Due to slow growth within the heat pump market, it is not unusual for companies to extend their services into other renewable technologies. With electrical energy being the essential resource for operating a heat pump, solar PV is probably the most obvious choice of energy mix a company can offer.
Couple the production of electrical power through solar PV with an efficient battery system and inverter, and you may be able to make a significant impact on the carbon a household can actually save, or even make the first step towards off-grid living.
Staying on the subject of low carbon, it is worth looking at a range of heat pump products for the production of domestic hot water.
A number of companies have begun producing specialised heat pump equipment, targeting the economic production of hot water. The type of equipment I am referring to takes advantage of solar energy falling on a dark panel collector, from which the heat pump processes the thermal energy. These thermodynamic systems can effectively increase operating efficiency during days of sunshine, and reduce the overall cost of DHW production.
When the sun doesn’t shine, energy is still collected by the evaporator panel, although not at the same efficiency as provided on a warm sunny day.
MCS have recently provided criteria for this type of equipment to be eligible to qualify for the RHI, but the required seasonal performance factor of 2.5:1 is viewed by some in the industry as quite harsh, considering the parameters called for a water temperature of 55°C.
The seasonal performance factor for a standard heat pump to be eligible for the RHI payment is also 2.5:1, even though the COP for an air source heat pump is measured at +7°C air temperature, and +35°C output.
Many heat pumps that qualify for the RHI would not do so if they were solely dedicated to the production of DHW at continuously elevated temperatures, and indeed tested at the same parameters as a solar assisted DHW system.
The solar assisted DHW heat pump systems are however quite a good additional technology for the provision of DHW in summer periods when the main heating system isn’t required, and as such can produce attractive economics at the elevated water temperatures required for DHW.

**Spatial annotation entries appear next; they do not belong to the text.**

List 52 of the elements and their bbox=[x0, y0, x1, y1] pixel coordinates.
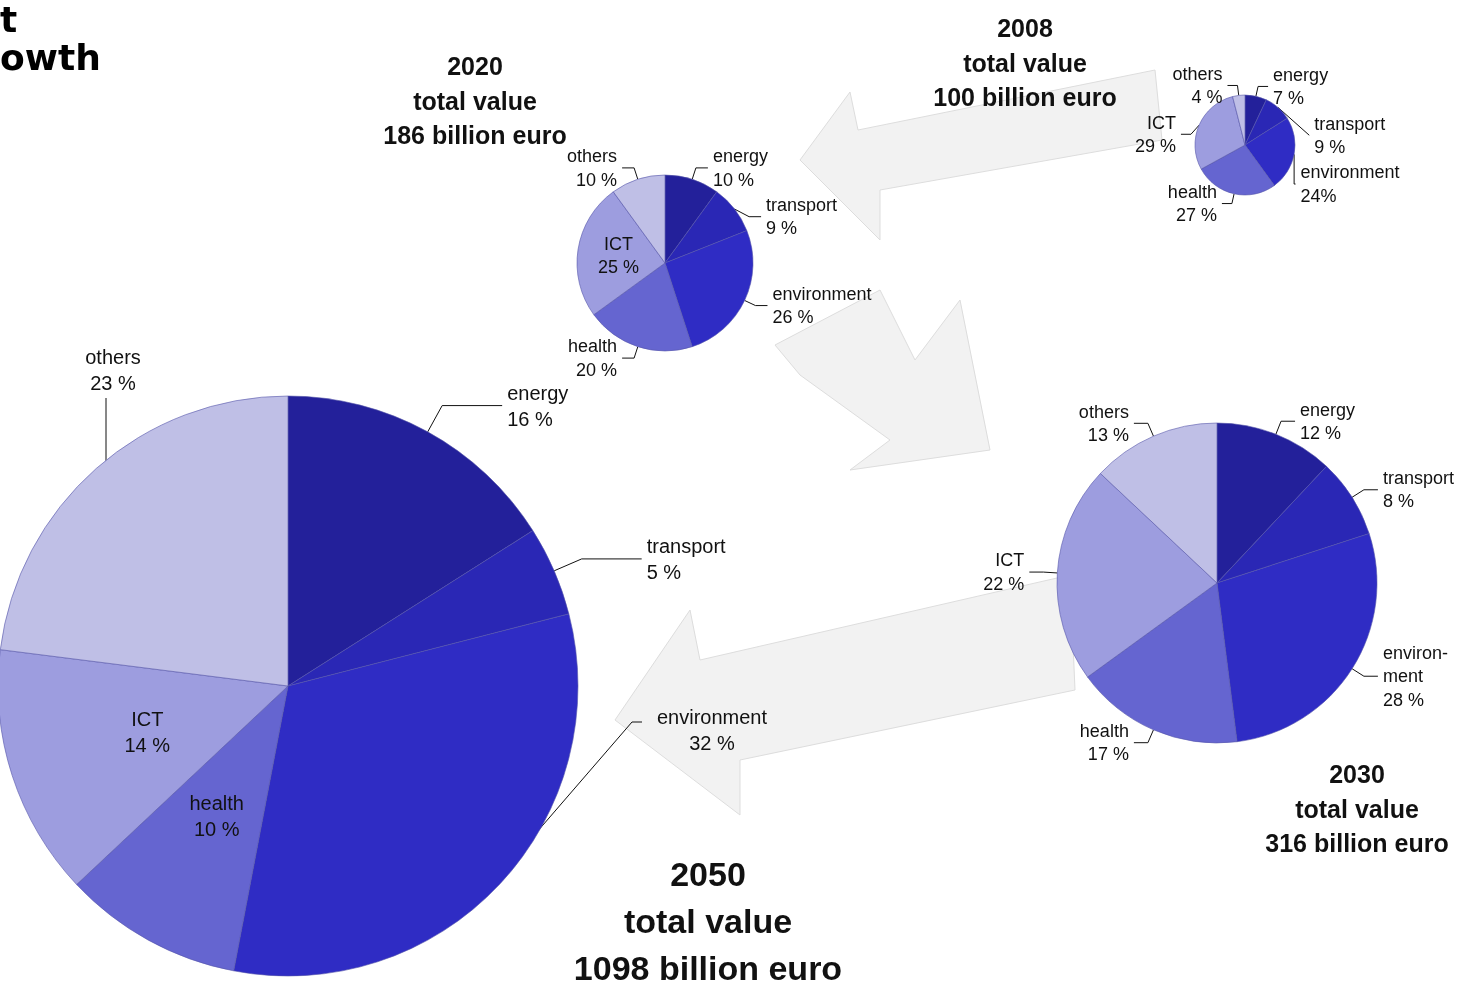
slice-label: ICT bbox=[1146, 112, 1176, 133]
data-label: 23 % bbox=[90, 372, 137, 394]
chart-title: 2020 total value 186 billion euro bbox=[383, 52, 567, 150]
slice-label: health bbox=[1167, 181, 1217, 202]
data-label: 13 % bbox=[1087, 425, 1129, 446]
slice-label: energy bbox=[712, 146, 768, 167]
slice-label: ICT bbox=[131, 707, 164, 730]
data-label: 16 % bbox=[507, 407, 553, 430]
slice-label: ICT bbox=[604, 233, 634, 254]
slice-label: environment bbox=[656, 706, 768, 728]
data-label: 29 % bbox=[1134, 135, 1176, 156]
slice-label: environment bbox=[1300, 162, 1400, 183]
data-label: 9 % bbox=[766, 218, 798, 239]
slice-label: transport bbox=[646, 534, 727, 557]
slice-label: ICT bbox=[995, 550, 1025, 571]
data-label: 22 % bbox=[983, 573, 1025, 594]
slice-label: others bbox=[1172, 63, 1223, 84]
data-label: 10 % bbox=[193, 817, 240, 840]
data-label: 8 % bbox=[1382, 491, 1414, 512]
text: 2050 total value 1098 billion euro bbox=[573, 855, 843, 981]
data-label: 20 % bbox=[576, 359, 618, 380]
data-label: 5 % bbox=[646, 560, 682, 583]
data-label: 9 % bbox=[1314, 136, 1346, 157]
text: 2030 total value 316 billion euro bbox=[1265, 760, 1449, 858]
slice-label: health bbox=[189, 791, 244, 814]
data-label: 7 % bbox=[1273, 88, 1305, 109]
data-label: 17 % bbox=[1087, 744, 1129, 765]
chart-title: 2008 total value 100 billion euro bbox=[933, 14, 1117, 112]
slice-label: energy bbox=[1300, 399, 1356, 420]
data-label: 32 % bbox=[689, 732, 736, 754]
data-label: 4 % bbox=[1191, 87, 1223, 108]
data-label: 27 % bbox=[1175, 205, 1217, 226]
slice-label: others bbox=[1078, 401, 1129, 422]
slice-label: environment bbox=[772, 283, 872, 304]
data-label: 12 % bbox=[1300, 422, 1342, 443]
slice-label: energy bbox=[1273, 64, 1329, 85]
slice-label: transport bbox=[1314, 113, 1386, 134]
data-label: 10 % bbox=[576, 169, 618, 190]
data-label: 14 % bbox=[124, 733, 171, 756]
slice-label: environ- ment bbox=[1382, 642, 1448, 687]
data-label: 26 % bbox=[772, 307, 814, 328]
slice-label: transport bbox=[1382, 468, 1454, 489]
slice-label: energy bbox=[507, 381, 569, 404]
data-label: 25 % bbox=[598, 257, 640, 278]
slice-label: health bbox=[568, 336, 618, 357]
slice-label: transport bbox=[766, 194, 838, 215]
slice-label: others bbox=[567, 146, 618, 167]
data-label: 28 % bbox=[1382, 689, 1424, 710]
slice-label: health bbox=[1079, 720, 1129, 741]
slice-label: others bbox=[85, 346, 141, 368]
data-label: 10 % bbox=[712, 169, 754, 190]
data-label: 24% bbox=[1300, 185, 1337, 206]
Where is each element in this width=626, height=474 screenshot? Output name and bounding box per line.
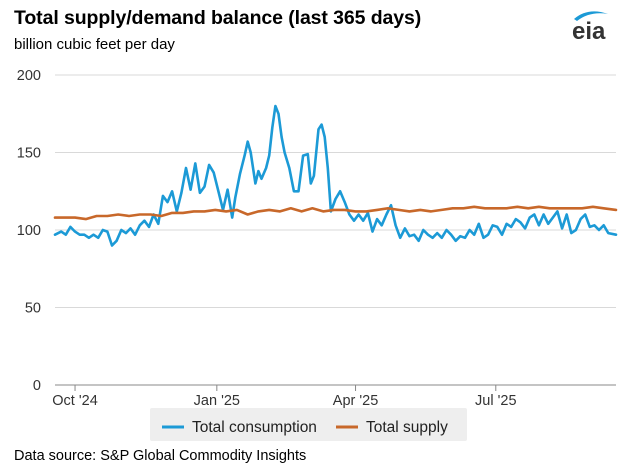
x-tick-label-2: Apr '25 xyxy=(333,393,379,409)
legend-label-consumption: Total consumption xyxy=(192,419,317,436)
chart-title: Total supply/demand balance (last 365 da… xyxy=(14,7,422,29)
x-tick-label-1: Jan '25 xyxy=(194,393,240,409)
y-tick-label-50: 50 xyxy=(25,301,41,317)
y-tick-label-100: 100 xyxy=(17,223,41,239)
series-line-total-supply xyxy=(53,205,618,221)
eia-logo-icon: eia xyxy=(572,11,608,45)
legend-box xyxy=(150,408,467,441)
gridlines xyxy=(55,74,616,308)
series-line-total-consumption xyxy=(53,104,618,247)
x-tick-label-0: Oct '24 xyxy=(52,393,97,409)
logo-swoosh xyxy=(574,11,608,21)
axes: 0 50 100 150 200 Oct '24 Jan '25 Apr '25 Jul '25 xyxy=(17,68,616,409)
y-tick-label-150: 150 xyxy=(17,146,41,162)
eia-logo[interactable]: eia xyxy=(568,6,616,45)
y-tick-label-0: 0 xyxy=(33,378,41,394)
chart-subtitle: billion cubic feet per day xyxy=(14,36,175,53)
data-source: Data source: S&P Global Commodity Insigh… xyxy=(14,448,307,464)
series-lines xyxy=(53,104,618,247)
logo-text: eia xyxy=(572,18,606,44)
x-tick-label-3: Jul '25 xyxy=(475,393,516,409)
legend: Total consumption Total supply xyxy=(150,408,467,441)
legend-label-supply: Total supply xyxy=(366,419,448,436)
y-tick-label-200: 200 xyxy=(17,68,41,84)
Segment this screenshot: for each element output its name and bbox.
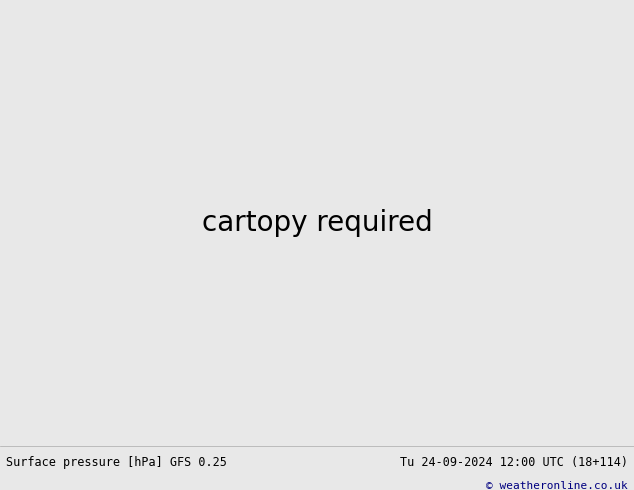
- Text: Surface pressure [hPa] GFS 0.25: Surface pressure [hPa] GFS 0.25: [6, 456, 227, 469]
- Text: © weatheronline.co.uk: © weatheronline.co.uk: [486, 481, 628, 490]
- Text: cartopy required: cartopy required: [202, 209, 432, 237]
- Text: Tu 24-09-2024 12:00 UTC (18+114): Tu 24-09-2024 12:00 UTC (18+114): [399, 456, 628, 469]
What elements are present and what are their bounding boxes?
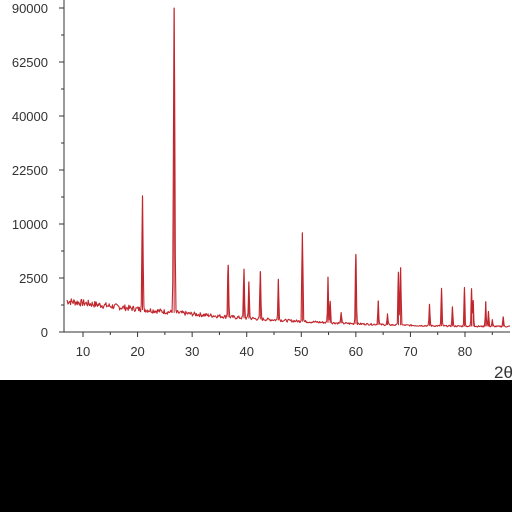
diffraction-pattern [66,7,510,328]
y-tick-label: 40000 [12,109,48,124]
y-tick-label: 22500 [12,163,48,178]
y-tick-label: 62500 [12,55,48,70]
x-tick-label: 80 [458,344,472,359]
x-tick-label: 30 [185,344,199,359]
x-tick-label: 10 [76,344,90,359]
tick-labels: 0 2500 10000 22500 40000 62500 90000 10 20 30 40 50… [12,1,512,380]
y-tick-label: 2500 [19,271,48,286]
axes [59,0,510,337]
x-tick-label: 20 [130,344,144,359]
x-tick-label: 70 [403,344,417,359]
x-tick-label: 40 [239,344,253,359]
x-tick-label: 60 [349,344,363,359]
x-tick-label: 50 [294,344,308,359]
chart-panel: 0 2500 10000 22500 40000 62500 90000 10 20 30 40 50… [0,0,512,380]
y-tick-label: 0 [41,325,48,340]
y-tick-label: 10000 [12,217,48,232]
xrd-chart: 0 2500 10000 22500 40000 62500 90000 10 20 30 40 50… [12,0,512,380]
blank-band [0,380,512,512]
x-axis-label: 2θ [494,363,512,380]
xrd-trace [66,7,510,328]
y-tick-label: 90000 [12,1,48,16]
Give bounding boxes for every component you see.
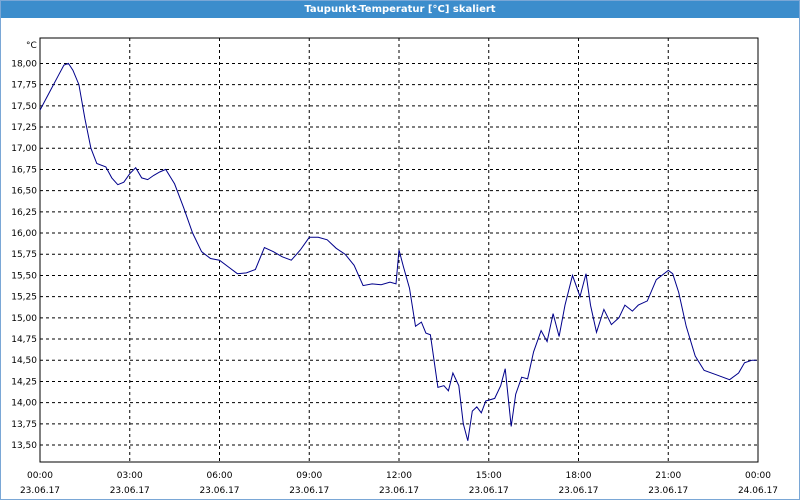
y-tick-label: 16,25	[11, 208, 37, 218]
y-tick-label: 15,00	[11, 314, 37, 324]
y-tick-label: 13,50	[11, 441, 37, 451]
y-tick-label: 15,25	[11, 293, 37, 303]
series-line	[39, 62, 757, 441]
y-axis-unit-label: °C	[26, 41, 37, 51]
x-tick-time-label: 03:00	[117, 471, 143, 481]
window-title: Taupunkt-Temperatur [°C] skaliert	[1, 1, 799, 18]
y-tick-label: 13,75	[11, 420, 37, 430]
y-tick-label: 15,50	[11, 271, 37, 281]
x-axis: 00:00 23.06.17 03:00 23.06.17 06:00 23.06.17 0…	[20, 471, 778, 496]
y-tick-label: 17,25	[11, 123, 37, 133]
y-tick-label: 18,00	[11, 59, 37, 69]
x-tick-date-label: 23.06.17	[379, 486, 419, 496]
x-tick-date-label: 23.06.17	[20, 486, 60, 496]
x-tick-time-label: 09:00	[296, 471, 322, 481]
x-tick-time-label: 21:00	[655, 471, 681, 481]
y-tick-label: 15,75	[11, 250, 37, 260]
y-tick-label: 14,00	[11, 399, 37, 409]
y-tick-label: 17,50	[11, 102, 37, 112]
x-tick-date-label: 24.06.17	[738, 486, 778, 496]
plot-area-frame	[39, 37, 759, 463]
x-tick-time-label: 00:00	[27, 471, 53, 481]
x-tick-date-label: 23.06.17	[558, 486, 598, 496]
y-tick-label: 17,00	[11, 144, 37, 154]
x-tick-date-label: 23.06.17	[289, 486, 329, 496]
x-tick-time-label: 18:00	[566, 471, 592, 481]
x-tick-time-label: 06:00	[207, 471, 233, 481]
x-tick-time-label: 00:00	[745, 471, 771, 481]
x-tick-date-label: 23.06.17	[469, 486, 509, 496]
y-tick-label: 16,75	[11, 165, 37, 175]
y-tick-label: 17,75	[11, 81, 37, 91]
x-tick-date-label: 23.06.17	[199, 486, 239, 496]
x-tick-date-label: 23.06.17	[110, 486, 150, 496]
y-tick-label: 14,75	[11, 335, 37, 345]
y-tick-label: 14,50	[11, 356, 37, 366]
x-tick-date-label: 23.06.17	[648, 486, 688, 496]
x-tick-time-label: 12:00	[386, 471, 412, 481]
y-tick-label: 16,00	[11, 229, 37, 239]
y-tick-label: 14,25	[11, 377, 37, 387]
x-tick-time-label: 15:00	[476, 471, 502, 481]
y-axis: 13,50 13,75 14,00 14,25 14,50 14,75 15,00 15,25…	[11, 59, 37, 451]
y-tick-label: 16,50	[11, 187, 37, 197]
data-series	[39, 62, 757, 441]
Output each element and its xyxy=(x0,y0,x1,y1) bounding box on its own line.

Ideally, a mix of both technologies could provide the most efficient answer, although cost would obviously be a major consideration and actual water usage in the household must be considered in this calculation.
Many sales brochures indicate attractive payback times based upon unrealistic levels of water usage, when ideally these systems are most suited to larger families, with lots of clothes washing and showering taking place at regular intervals.
Solar assisted heat pump systems dedicated to the production of DHW generally have quite small power requirements and could be an option for off-grid users, where a PV array could probably provide enough energy to run the system on a daily basis.
The power requirement of the dedicated DHW system can be as low as 600 watts of electrical energy and a solar panel and storage battery bank would be capable of powering the system without an external power source.
This could be attractive to holiday homes, caravan parks and log cabin communities where the collaborative technologies of solar PV and a solar assisted heat pump provide a balanced and efficient solution to off-grid, or near off- grid living.